El presidente de Estados Unidos, Donald Trump, confirmó este viernes que ha cancelado la segunda ola de ataques militares que habían sido previstos contra Venezuela, debido a la cooperación mostrada por las autoridades venezolanas y a pasos concretos hacia la liberación de presos políticos.
En un mensaje publicado en su plataforma Truth Social, el mandatario republicano explicó que los nuevos ataques “parecen innecesarios” después de que Caracas comenzara a liberar a un gran número de detenidos por motivos políticos como gesto de búsqueda de paz”. Trump calificó esta medida como “muy importante e inteligente”, y subrayó que la decisión se tomó también en coordinación con el Departamento de Estado de EE. UU.

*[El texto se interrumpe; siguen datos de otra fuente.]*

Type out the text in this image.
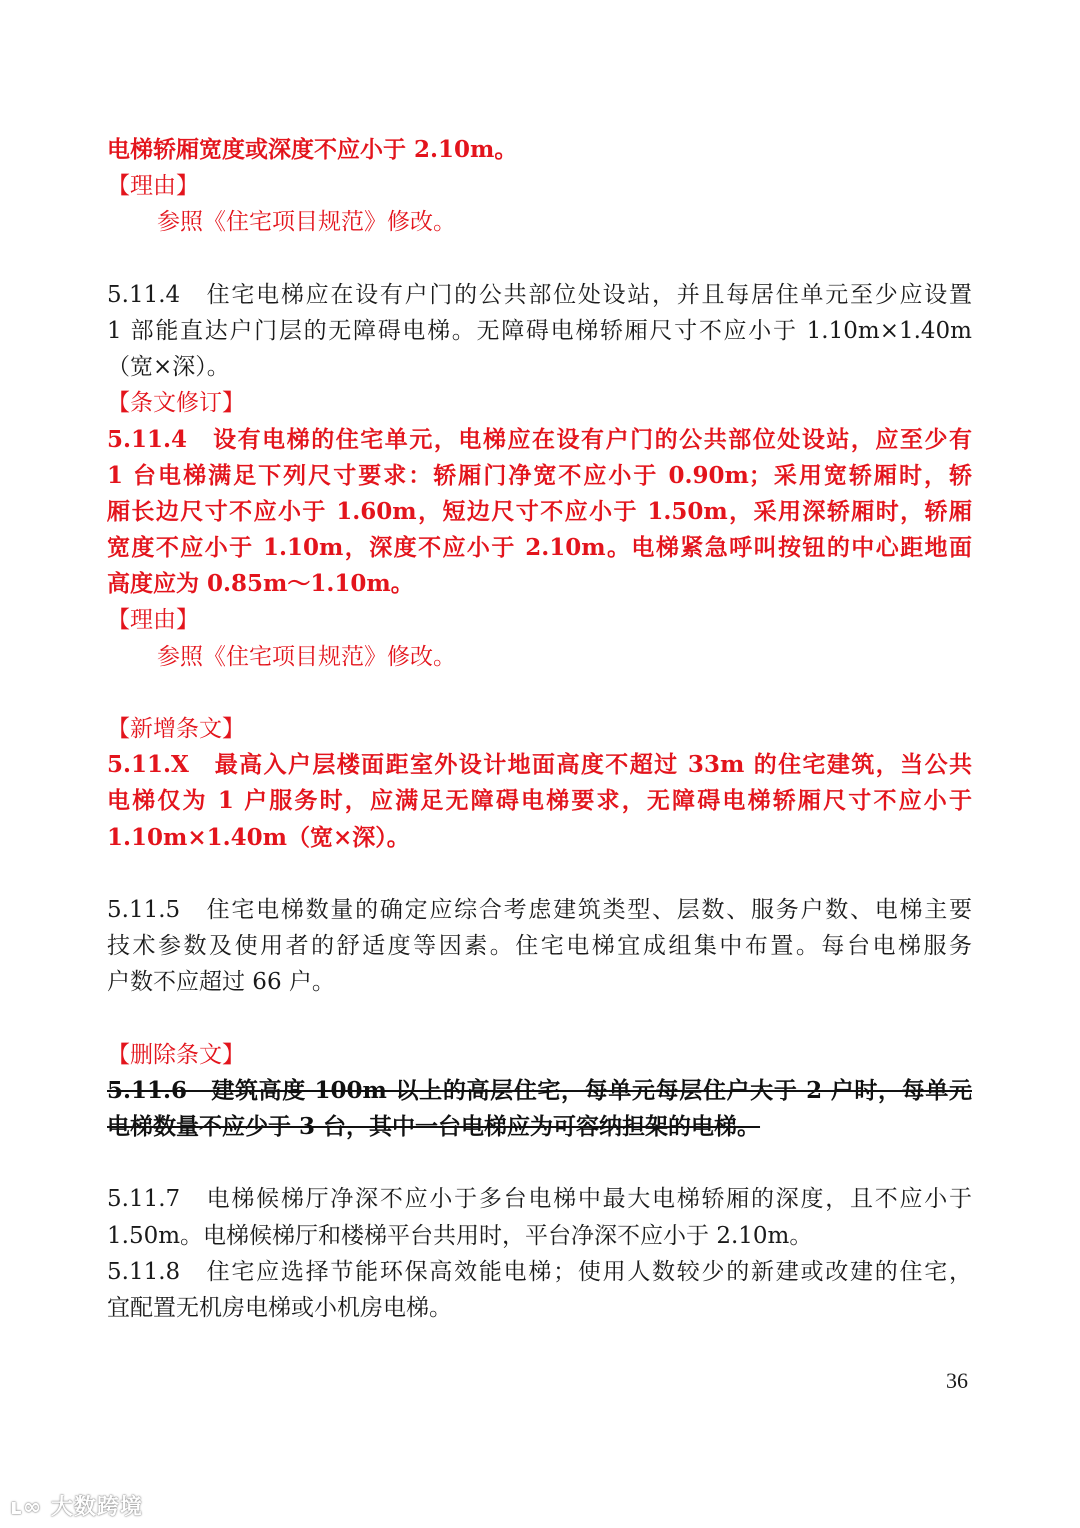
电梯轿厢宽度或深度不应小于 2.10m。
【理由】
参照《住宅项目规范》修改。
5.11.4　住宅电梯应在设有户门的公共部位处设站，并且每居住单元至少应设置
1 部能直达户门层的无障碍电梯。无障碍电梯轿厢尺寸不应小于 1.10m×1.40m
（宽×深）。
【条文修订】
5.11.4　设有电梯的住宅单元，电梯应在设有户门的公共部位处设站，应至少有
1 台电梯满足下列尺寸要求：轿厢门净宽不应小于 0.90m；采用宽轿厢时，轿
厢长边尺寸不应小于 1.60m，短边尺寸不应小于 1.50m，采用深轿厢时，轿厢
宽度不应小于 1.10m，深度不应小于 2.10m。电梯紧急呼叫按钮的中心距地面
高度应为 0.85m～1.10m。
【理由】
参照《住宅项目规范》修改。
【新增条文】
5.11.X　最高入户层楼面距室外设计地面高度不超过 33m 的住宅建筑，当公共
电梯仅为 1 户服务时，应满足无障碍电梯要求，无障碍电梯轿厢尺寸不应小于
1.10m×1.40m（宽×深）。
5.11.5　住宅电梯数量的确定应综合考虑建筑类型、层数、服务户数、电梯主要
技术参数及使用者的舒适度等因素。住宅电梯宜成组集中布置。每台电梯服务
户数不应超过 66 户。
【删除条文】
5.11.6　建筑高度 100m 以上的高层住宅，每单元每层住户大于 2 户时，每单元
电梯数量不应少于 3 台，其中一台电梯应为可容纳担架的电梯。
5.11.7　电梯候梯厅净深不应小于多台电梯中最大电梯轿厢的深度，且不应小于
1.50m。电梯候梯厅和楼梯平台共用时，平台净深不应小于 2.10m。
5.11.8　住宅应选择节能环保高效能电梯；使用人数较少的新建或改建的住宅，
宜配置无机房电梯或小机房电梯。
36
ʟ∞ 大数跨境
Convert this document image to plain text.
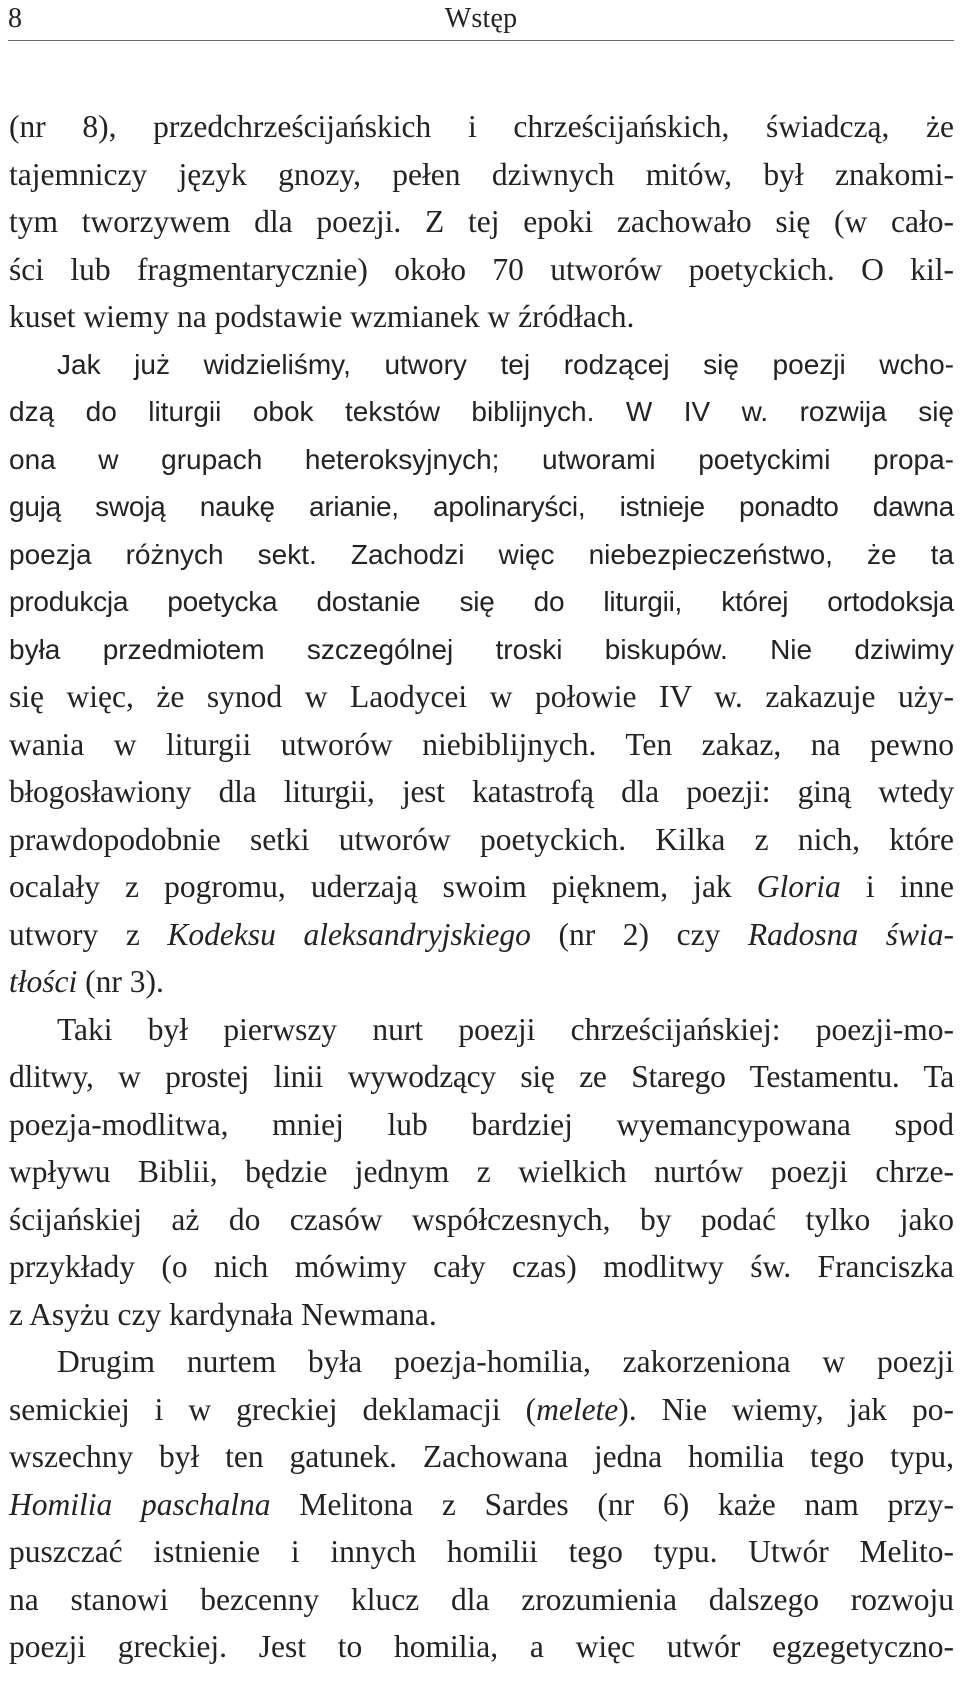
8	Wstęp
(nr 8), przedchrześcijańskich i chrześcijańskich, świadczą, że
tajemniczy język gnozy, pełen dziwnych mitów, był znakomi-
tym tworzywem dla poezji. Z tej epoki zachowało się (w cało-
ści lub fragmentarycznie) około 70 utworów poetyckich. O kil-
kuset wiemy na podstawie wzmianek w źródłach.
Jak już widzieliśmy, utwory tej rodzącej się poezji wcho-
dzą do liturgii obok tekstów biblijnych. W IV w. rozwija się
ona w grupach heteroksyjnych; utworami poetyckimi propa-
gują swoją naukę arianie, apolinaryści, istnieje ponadto dawna
poezja różnych sekt. Zachodzi więc niebezpieczeństwo, że ta
produkcja poetycka dostanie się do liturgii, której ortodoksja
była przedmiotem szczególnej troski biskupów. Nie dziwimy
się więc, że synod w Laodycei w połowie IV w. zakazuje uży-
wania w liturgii utworów niebiblijnych. Ten zakaz, na pewno
błogosławiony dla liturgii, jest katastrofą dla poezji: giną wtedy
prawdopodobnie setki utworów poetyckich. Kilka z nich, które
ocalały z pogromu, uderzają swoim pięknem, jak Gloria i inne
utwory z Kodeksu aleksandryjskiego (nr 2) czy Radosna świa-
tłości (nr 3).
Taki był pierwszy nurt poezji chrześcijańskiej: poezji-mo-
dlitwy, w prostej linii wywodzący się ze Starego Testamentu. Ta
poezja-modlitwa, mniej lub bardziej wyemancypowana spod
wpływu Biblii, będzie jednym z wielkich nurtów poezji chrze-
ścijańskiej aż do czasów współczesnych, by podać tylko jako
przykłady (o nich mówimy cały czas) modlitwy św. Franciszka
z Asyżu czy kardynała Newmana.
Drugim nurtem była poezja-homilia, zakorzeniona w poezji
semickiej i w greckiej deklamacji (melete). Nie wiemy, jak po-
wszechny był ten gatunek. Zachowana jedna homilia tego typu,
Homilia paschalna Melitona z Sardes (nr 6) każe nam przy-
puszczać istnienie i innych homilii tego typu. Utwór Melito-
na stanowi bezcenny klucz dla zrozumienia dalszego rozwoju
poezji greckiej. Jest to homilia, a więc utwór egzegetyczno-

“El pueblo y el gobierno de Venezuela están trabajando bien juntos”, escribió Trump, destacando además que ambas naciones colaboran “especialmente en la reconstrucción de su infraestructura de petróleo y gas, de forma más grande, mejor y más moderna”.
El presidente estadounidense también indicó que al menos 100.000 millones de dólares serán invertidos por grandes petroleras en el país sudamericano, señalando una próxima reunión este mismo viernes con ejecutivos del sector en la Casa Blanca para profundizar ese compromiso económico.
Aunque la segunda oleada de ataques fue suspendida, Trump aclaró que las fuerzas navales estadounidenses continuarán en sus posiciones en el Caribe por motivos de seguridad, manteniendo presencia militar estratégica en la región.
Este giro diplomático ocurre en medio de un contexto extraordinario tras la reciente operación militar en la que Nicolás Maduro fue capturado por fuerzas estadounidenses, generando un clima de tensión entre ambos países y reacciones diversas en la comunidad internacional.
La combinación de acciones políticas dentro de Venezuela, como la liberación de presos y la cooperación con Estados Unidos en áreas energéticas clave, marca un cambio notable en la relación bilateral, con implicaciones geopolíticas y económicas de gran alcance.